There are plenty of laughs in this production, most of them coming right from the book and lyrics by Alan Jay Lerner. Liza’s stilted attempts at small talk at the Ascot opening day races are still very funny. Drifting from the safe conversational waters of weather and health, Liza nearly drowns in the telling of her aunt’s death: “Them ‘as pinched it [her straw hat], done her in.”

Brian Shaw does justice to the swagger and charm of Alfred P. Doolittle and leads his buddies in rollicking renditions of “With a Little Bit of Luck,” and “Get Me to the Church on Time.” James Soller, as Liza’s would-be beau Freddy, has a fine voice for the wistful song, “On the Street Where You Live.”

Stage director Mark A. Pearson makes the Ascot races memorable with his crowd of top-hatted gentlemen and begowned ladies posing stiffly while singing about how thrilling they feel and how frantic they are. Of course, Liza’s irrepressible enthusiasm bursts this bubble of decorum when she urges her horse to “move your blooming ****.”

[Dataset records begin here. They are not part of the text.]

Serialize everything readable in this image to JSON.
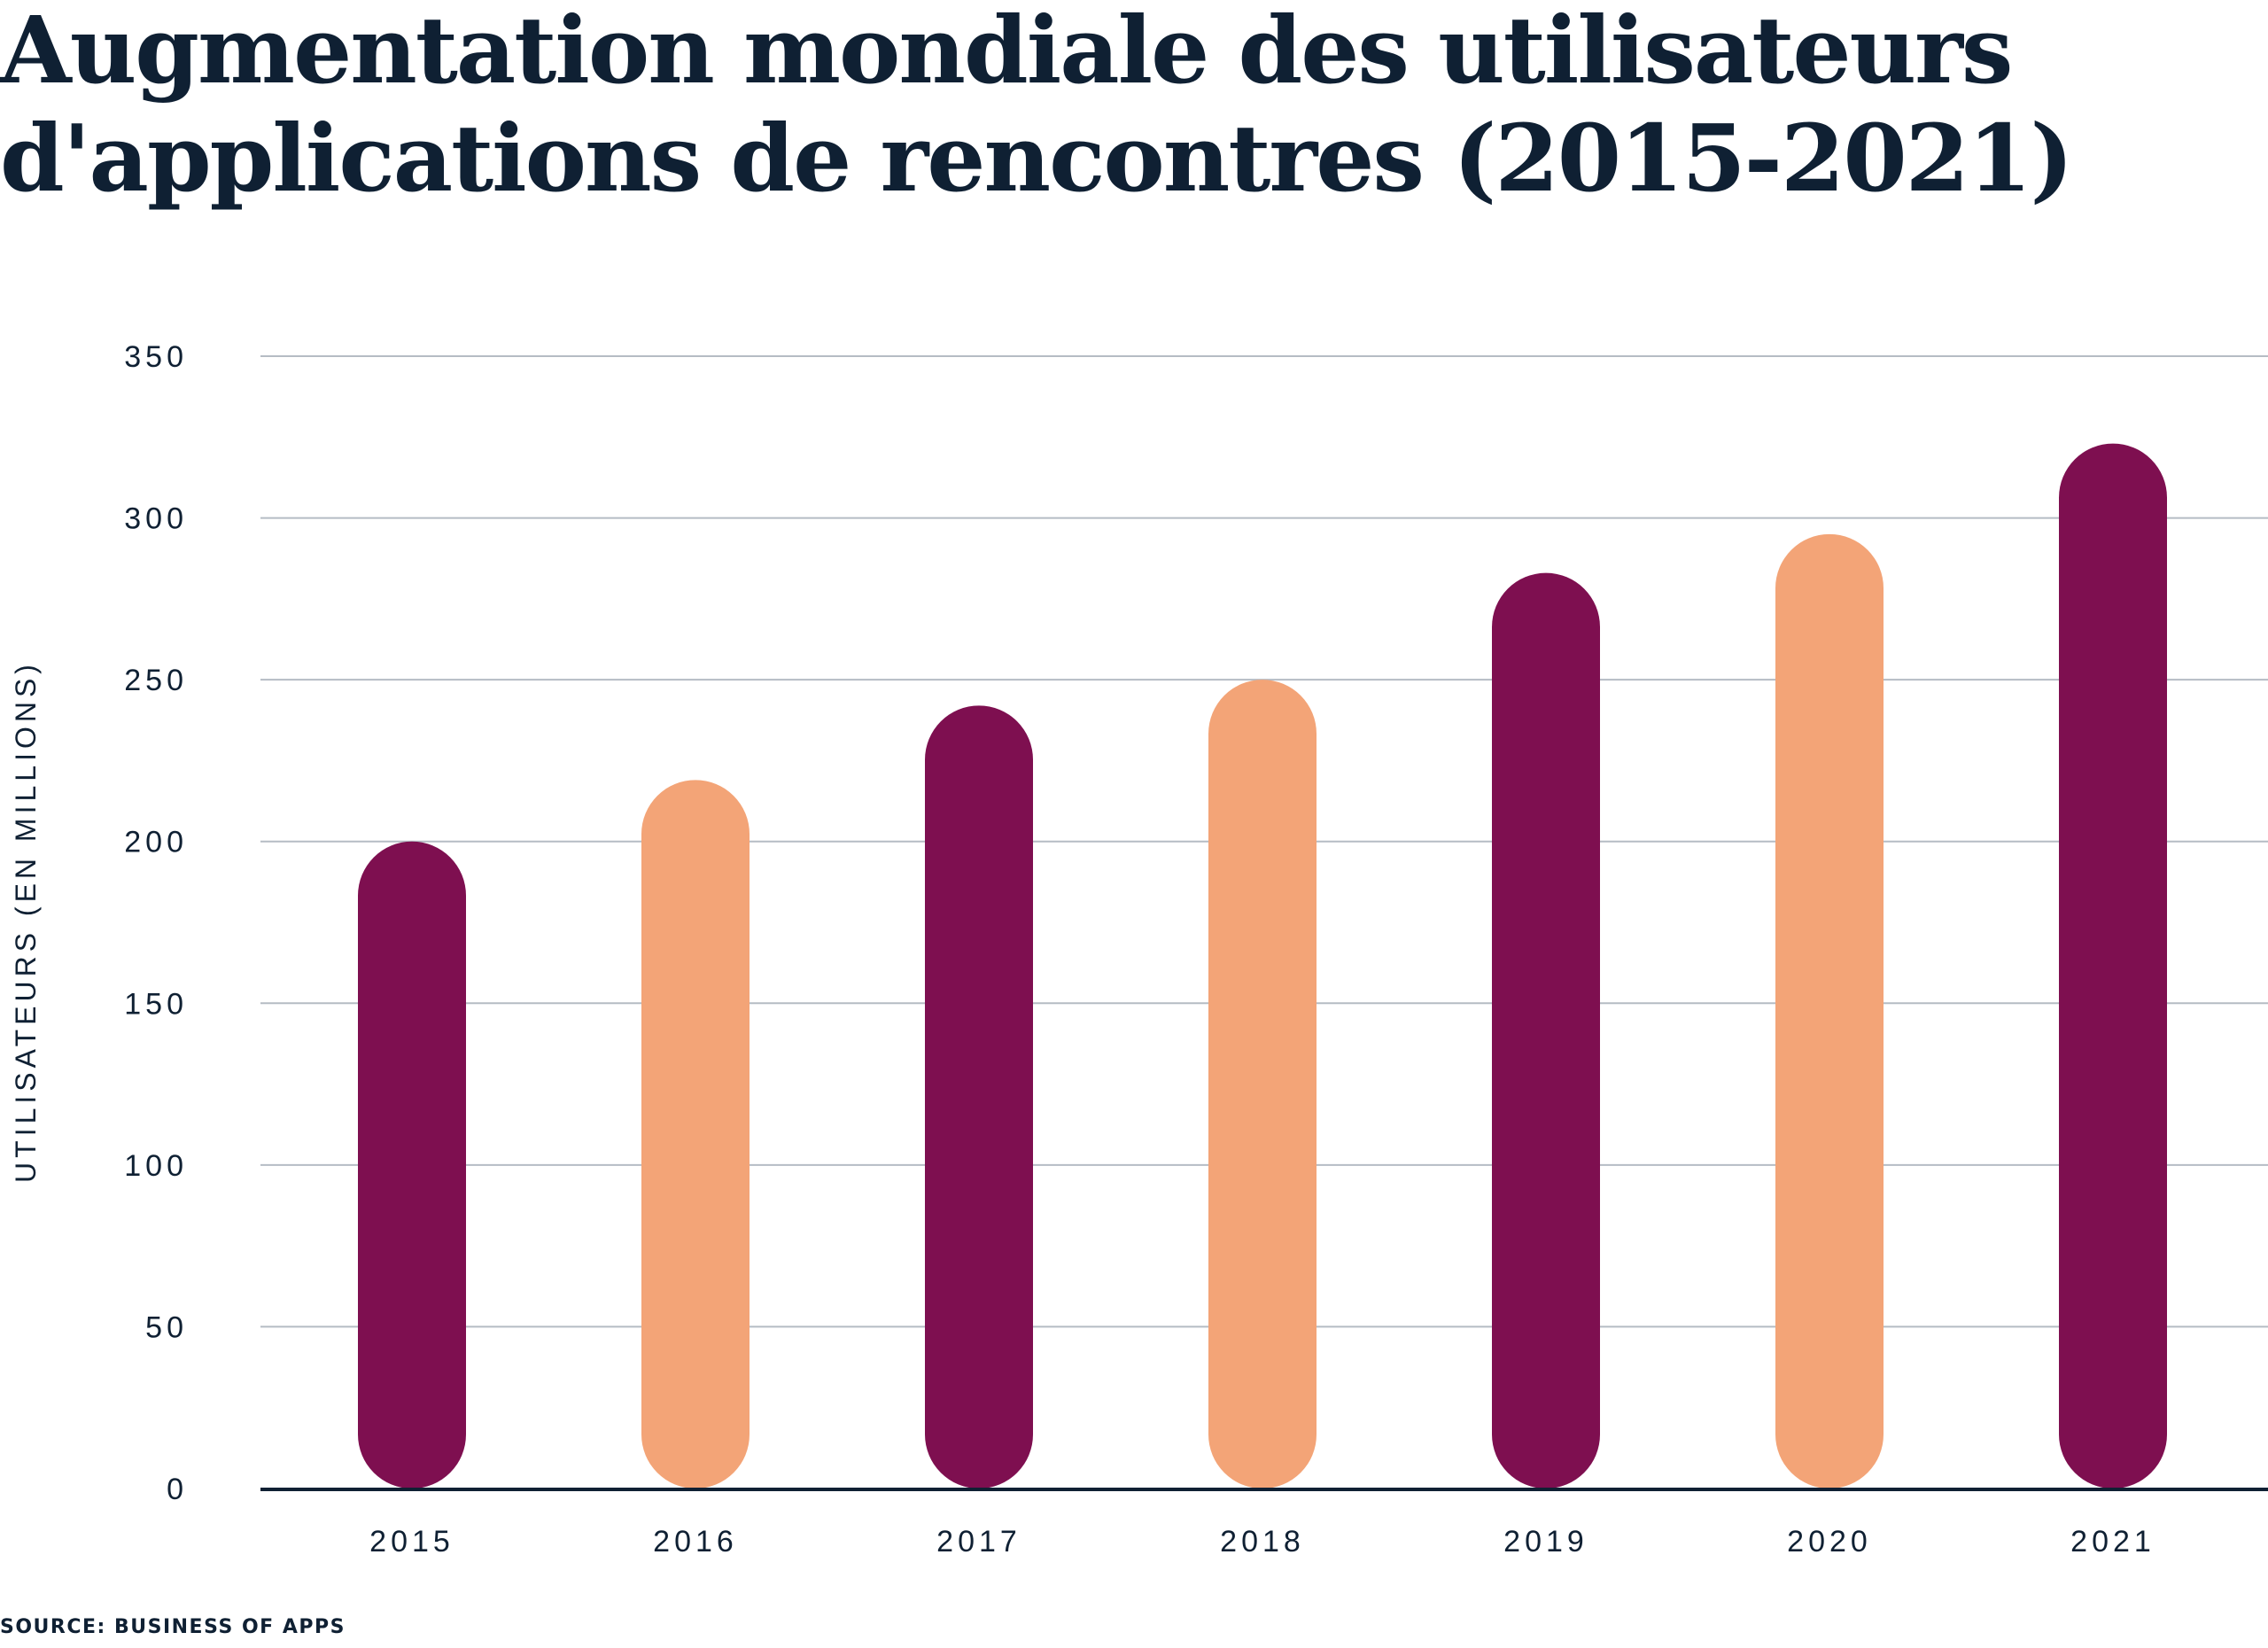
{
  "chart_data": {
    "type": "bar",
    "title": "Augmentation mondiale des utilisateurs d'applications de rencontres (2015-2021)",
    "xlabel": "",
    "ylabel": "UTILISATEURS (EN MILLIONS)",
    "categories": [
      "2015",
      "2016",
      "2017",
      "2018",
      "2019",
      "2020",
      "2021"
    ],
    "values": [
      200,
      219,
      242,
      250,
      283,
      295,
      323
    ],
    "ylim": [
      0,
      350
    ],
    "yticks": [
      "0",
      "50",
      "100",
      "150",
      "200",
      "250",
      "300",
      "350"
    ],
    "grid": true,
    "bar_colors": [
      "#7E0F50",
      "#F3A477",
      "#7E0F50",
      "#F3A477",
      "#7E0F50",
      "#F3A477",
      "#7E0F50"
    ],
    "source": "SOURCE: BUSINESS OF APPS"
  }
}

Choreographer Heidi Kloes puts nearly the entire ensemble on stage for high-stepping dances in the flower market scenes with Mr. Doolittle. Costume designer Kake Boucher provides elegant gowns for the ladies. Liza’s transformation from frowzy to regal is stunning. The Cockney dancers are handsome in mixed plaids.

From overture to curtain call, this performance was superb.

“My Fair Lady” continues tonight and tomorrow night at 8. Tickets are $30 and are available by calling 508-548-0668, or by visiting the CLOC box office, 58 Highfield Drive, in Falmouth. Box office hours are Monday through Saturday from 10 AM to 12:30 PM, 2 to 5 PM, and 7 to 9 PM.

“Guys and Dolls” opens Tuesday, July 20, and runs through Saturday, July 24.